14 | Engagements
" Il ne peut y avoir de plus grand don que celui de donner son temps
et son énergie pour aider les autres sans rien attendre en retour. "
Nelson Mandela
Le travail à la clinique de SoWeTo me plaît toujours autant, et pour une rare fois dans ma vie, je vais admettre que Papa a eu raison de m'imposer ces études de médecine.
J'aime beaucoup la pédiatrie et voir toutes ces petites têtes pleines d'avenir, me booste chaque jour un peu plus. Je suis surtout contente de venir en aide à cette partie de la population, dont le monde n'a que faire.
D'ailleurs, pour concrétiser mon engagement et mon intérêt pour les gens de couleurs, j'ai souhaité intégrer le SACP* comme l'a fait Toumi, qui en est un membre très actif.
Malheureusement, ils n'ont pas accepté que j'adhère à leur groupe, à cause de ma filiation. Encore une fois, l'ombre de mon père plane sur moi.
Si j'avais été Gabriella Du Quesne épouse Mojapelo, on m'aurait certainement laissé adhérer au parti.
Je sais pertinemment que je rêve les yeux ouverts quand il s'agit d'épouser mon prince, parce qu' ici en Afrique du Sud, relations sexuelles et mariages inter-ethniques sont strictement interdits et punissables par la Loi. Et comme me le rappelle souvent Toumi, lui risque plus gros que moi dans cette affaire.

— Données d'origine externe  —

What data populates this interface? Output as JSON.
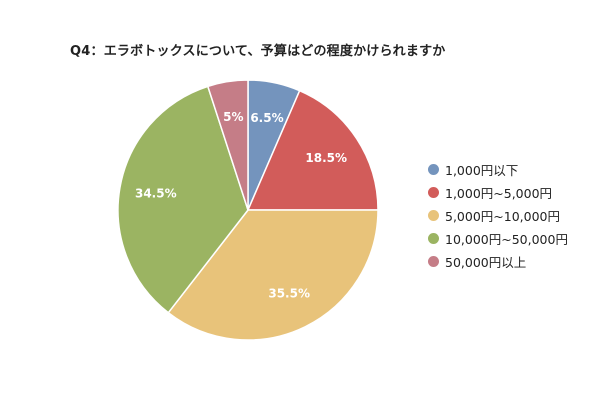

Voyant que le parti communiste Sud-Africain me rejetait, je me suis en mise en quête d'un autre mouvement qui plaide la cause des gens de couleurs. Et c'est en allant chez Bety-Joe, ma coiffeuse, que j'ai trouvé la solution. Une de ses clientes Harper Evanth fait partie des « Black Sash » (les écharpes noires).
Les Black Sash sont une organisation de femmes blanches qui protestent contre les inégalités constitutionnelles et sociales, en faveur des populations de couleurs (noirs, indiens, métisses...). Je ne sais pas comment j'ai fait pour ignorer leur existence jusqu'alors, mais ce mouvement est exactement ce qu'il me faut.
Lorsque Harper Evanth m'a parlé de son association, j'ai tout de suite accroché. J'en ai touché un mot à Toumi qui reste très dubitatif, quant à la nécessité de mon engagement.
En tout cas, elle et moi, nous voyons très souvent. C'est une chouette femme cette Miss Evanth. En plus d'avoir la classe, elle est déterminée. Sa vision comme son action, forcent le respect.
J'aime le fait qu'elle fasse de la lutte contre l'apartheid une priorité absolue dans sa vie. J'ai enfin trouvé une amie qui raisonne de la même façon que moi.
J'ai bien cru que ça n'arriverait jamais !
Harper est exactement le genre de personne dont j'ai besoin dans ma vie. Elle et moi sommes pourtant différentes en tout point; C'est une femme de lettres et moi de sciences. Elle vient d'un milieu populaire et moi plus qu'aisé. Physiquement, Harper est toute petite et brune, quand je suis blonde et élancée. Mes cheveux sont longs et ondulés, quand les siens sont mi-longs et bouclés. Et mon regard vert clair, contraste avec ses yeux couleur chocolat.
Je lui ai parlé de mon dilemme et de mon amour pour Toumi. Je ne comptais pas le faire immédiatement, mais lorsqu'elle m'a confié être en couple avec un homme d'origine indienne, j'ai tout de suite su qu'elle me comprendrait. Chez nous, les noires et les hindous sont traités de la même manière;
Ce sont des gens de couleurs et leurs vies ne comptent pas !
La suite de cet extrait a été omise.